I am trying to generate word vectors using PySpark. Using gensim I can see the words and the closest words as below:

sentences = open(os.getcwd() + "/tweets.txt").read().splitlines()
w2v_input=[]
for i in sentences:
    tokenised=i.split()
    w2v_input.append(tokenised)
model = word2vec.Word2Vec(w2v_input)
for key in model.wv.vocab.keys():
    print key
    print model.most_similar(positive=[key])

Using PySpark

inp = sc.textFile("tweet.txt").map(lambda row: row.split(" "))
word2vec = Word2Vec()
model = word2vec.fit(inp)

How can I generate the words from the vector space in model? That is the pyspark equivalent of the gensim model.wv.vocab.keys()?

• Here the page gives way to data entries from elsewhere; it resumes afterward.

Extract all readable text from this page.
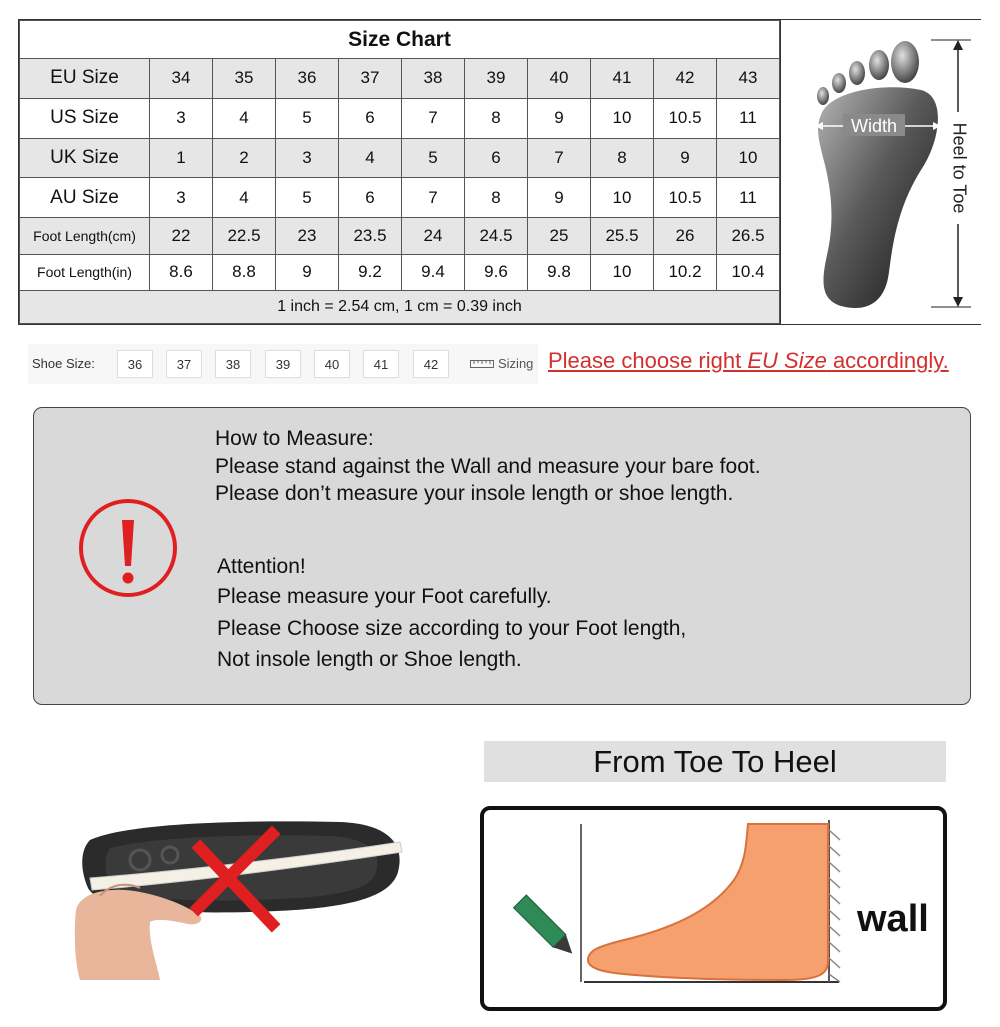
Size Chart										
EU Size	34	35	36	37	38	39	40	41	42	43
US Size	3	4	5	6	7	8	9	10	10.5	11
UK Size	1	2	3	4	5	6	7	8	9	10
AU Size	3	4	5	6	7	8	9	10	10.5	11
Foot Length(cm)	22	22.5	23	23.5	24	24.5	25	25.5	26	26.5
Foot Length(in)	8.6	8.8	9	9.2	9.4	9.6	9.8	10	10.2	10.4
1 inch = 2.54 cm, 1 cm = 0.39 inch										
Width	Heel to Toe
Shoe Size:	36	37	38	39	40	41	42	Sizing Please choose right EU Size accordingly.
How to Measure:
Please stand against the Wall and measure your bare foot.
Please don’t measure your insole length or shoe length.
Attention!
Please measure your Foot carefully.
Please Choose size according to your Foot length,
Not insole length or Shoe length.
From Toe To Heel
wall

Background: I need to store the words and the synonyms from the model in a map so I can use them later for finding the sentiment of a tweet. I cannot reuse the word-vector model in the map functions in pyspark as the model belongs to the spark context (error pasted below). I want the pyspark word2vec version instead of gensim because it provides better synonyms for certain test words.

 Exception: It appears that you are attempting to reference SparkContext from a broadcast variable, action, or transformation.SparkContext can only be used on the driver, not in code that it run on workers.

Any alternative solution is also welcome.

2

2 Answers

5
votes

The equivalent command in Spark is model.getVectors(), which again returns a dictionary. Here is a quick toy example with only 3 words (alpha, beta, charlie), adapted from the documentation:

sc.version
# u'2.1.1'

from pyspark.mllib.feature import Word2Vec
sentence = "alpha beta " * 100 + "alpha charlie " * 10
localDoc = [sentence, sentence]
doc = sc.parallelize(localDoc).map(lambda line: line.split(" "))
word2vec = Word2Vec()
model = word2vec.fit(doc)

model.getVectors().keys()
#  [u'alpha', u'beta', u'charlie']

Regarding finding synonyms, you may find another answer of mine useful.

Regarding the error you mention and a possible workaround, have a look at this answer of mine.

0
votes

And as suggested here, if you want to include all the words in your document set the MinCount parameter accordingly (default=5):

word2vec = Word2Vec()
word2vec.setMinCount(1)